Vector instabilities and self-acceleration in the decoupling limit of massive gravity

TL;DR

This paper analyzes vector contributions in the decoupling limit of massive gravity, revealing that self-accelerating solutions are generally unstable due to ghost-like instabilities in certain directions.

Contribution

It develops a systematic covariant method to derive the vector Lagrangian at each order, showing the emergence of higher order Galileons and analyzing stability.

Findings

Higher order p-form Galileons avoid sixth ghost mode

Self-accelerating solutions exhibit Hamiltonian unboundedness

Instability interpreted as a ghost mode behavior

Abstract

We investigate vector contributions to the Lagrangian of $\Lambda_3-$massive gravity in the decoupling limit, the less explored sector of this theory. The main purpose is to understand the stability of maximally symmetric %self-accelerating vacuum solutions.
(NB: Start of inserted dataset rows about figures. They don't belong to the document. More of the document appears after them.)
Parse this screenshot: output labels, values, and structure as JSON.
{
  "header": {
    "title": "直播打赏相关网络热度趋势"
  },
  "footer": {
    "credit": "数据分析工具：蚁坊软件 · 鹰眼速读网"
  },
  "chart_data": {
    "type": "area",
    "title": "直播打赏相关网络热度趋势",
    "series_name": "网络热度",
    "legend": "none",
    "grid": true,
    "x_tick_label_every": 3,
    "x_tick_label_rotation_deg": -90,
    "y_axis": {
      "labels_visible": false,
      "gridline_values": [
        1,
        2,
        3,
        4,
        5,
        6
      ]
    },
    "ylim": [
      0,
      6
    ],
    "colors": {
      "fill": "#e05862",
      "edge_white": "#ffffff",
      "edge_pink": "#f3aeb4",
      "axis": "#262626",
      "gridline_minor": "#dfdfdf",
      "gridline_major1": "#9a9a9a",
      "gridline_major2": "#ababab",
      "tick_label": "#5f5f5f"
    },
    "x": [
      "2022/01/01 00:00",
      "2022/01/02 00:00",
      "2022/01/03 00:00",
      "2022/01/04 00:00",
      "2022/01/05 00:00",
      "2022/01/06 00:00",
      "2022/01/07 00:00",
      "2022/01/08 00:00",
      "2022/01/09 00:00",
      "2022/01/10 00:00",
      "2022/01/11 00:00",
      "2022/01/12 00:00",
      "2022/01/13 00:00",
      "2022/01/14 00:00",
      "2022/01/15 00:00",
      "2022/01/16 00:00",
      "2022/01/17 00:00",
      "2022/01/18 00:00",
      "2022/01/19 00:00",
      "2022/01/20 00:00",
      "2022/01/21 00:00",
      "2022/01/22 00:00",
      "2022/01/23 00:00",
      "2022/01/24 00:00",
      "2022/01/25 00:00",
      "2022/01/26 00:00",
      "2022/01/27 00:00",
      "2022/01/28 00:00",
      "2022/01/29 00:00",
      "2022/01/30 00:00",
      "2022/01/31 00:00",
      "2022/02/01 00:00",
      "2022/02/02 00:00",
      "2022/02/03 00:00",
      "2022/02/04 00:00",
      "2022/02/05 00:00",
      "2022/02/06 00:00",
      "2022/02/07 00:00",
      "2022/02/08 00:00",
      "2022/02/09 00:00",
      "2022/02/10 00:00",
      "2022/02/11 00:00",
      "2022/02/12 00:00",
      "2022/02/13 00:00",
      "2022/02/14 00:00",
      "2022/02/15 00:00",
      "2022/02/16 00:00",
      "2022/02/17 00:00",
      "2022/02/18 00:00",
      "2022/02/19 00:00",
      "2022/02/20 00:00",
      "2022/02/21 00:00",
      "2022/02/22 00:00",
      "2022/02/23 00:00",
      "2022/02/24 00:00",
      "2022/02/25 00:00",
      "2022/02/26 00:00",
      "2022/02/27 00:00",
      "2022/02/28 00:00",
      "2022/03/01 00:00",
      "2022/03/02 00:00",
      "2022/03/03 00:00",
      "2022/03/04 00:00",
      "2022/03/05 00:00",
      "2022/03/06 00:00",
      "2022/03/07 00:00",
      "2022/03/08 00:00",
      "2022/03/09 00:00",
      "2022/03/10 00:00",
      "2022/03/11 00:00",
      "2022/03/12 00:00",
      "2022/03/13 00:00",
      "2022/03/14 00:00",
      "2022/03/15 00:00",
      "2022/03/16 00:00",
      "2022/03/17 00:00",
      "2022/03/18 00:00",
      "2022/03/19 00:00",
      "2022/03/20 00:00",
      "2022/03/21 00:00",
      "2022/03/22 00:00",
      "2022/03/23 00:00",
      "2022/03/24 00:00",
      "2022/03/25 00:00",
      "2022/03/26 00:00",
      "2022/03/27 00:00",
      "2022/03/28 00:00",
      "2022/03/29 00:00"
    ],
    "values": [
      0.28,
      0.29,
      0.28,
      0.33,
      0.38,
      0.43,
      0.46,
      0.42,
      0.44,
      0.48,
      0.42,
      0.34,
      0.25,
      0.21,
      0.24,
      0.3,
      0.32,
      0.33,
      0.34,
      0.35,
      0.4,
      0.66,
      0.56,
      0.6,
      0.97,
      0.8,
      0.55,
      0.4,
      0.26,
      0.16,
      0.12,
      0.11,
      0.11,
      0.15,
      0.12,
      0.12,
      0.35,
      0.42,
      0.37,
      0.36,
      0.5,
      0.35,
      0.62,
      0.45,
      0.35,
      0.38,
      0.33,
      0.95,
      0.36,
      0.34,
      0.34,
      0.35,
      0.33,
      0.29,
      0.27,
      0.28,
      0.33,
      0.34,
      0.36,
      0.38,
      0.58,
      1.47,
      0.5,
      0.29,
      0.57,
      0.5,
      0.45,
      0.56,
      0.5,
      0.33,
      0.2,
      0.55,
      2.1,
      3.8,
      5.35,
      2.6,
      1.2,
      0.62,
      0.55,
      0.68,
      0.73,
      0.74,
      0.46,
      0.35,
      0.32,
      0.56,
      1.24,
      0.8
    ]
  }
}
Around self-accelerating configurations, vector degrees of freedom become strongly coupled since their kinetic terms vanish, so their dynamics is controlled by higher order interactions. Even in the decoupling limit, the vector Lagrangian contains an infinite number of terms. We develop a systematic method to covariantly determine the vector Lagrangian at each order in perturbations, fully manifesting the symmetries of the system. We show that, around self-accelerating solutions, the structure of higher order $p$-form Galileons arise, avoiding the emergence of a sixth BD ghost mode. However, a careful analysis shows that there are directions along which the Hamiltonian is unbounded from below. This instability can be interpreted as one of the available fifth physical modes behaving as a ghost. Therefore, we conclude that self-accelerating configurations, in the decoupling limit of $\Lambda_3$-massive gravity, are generically unstable.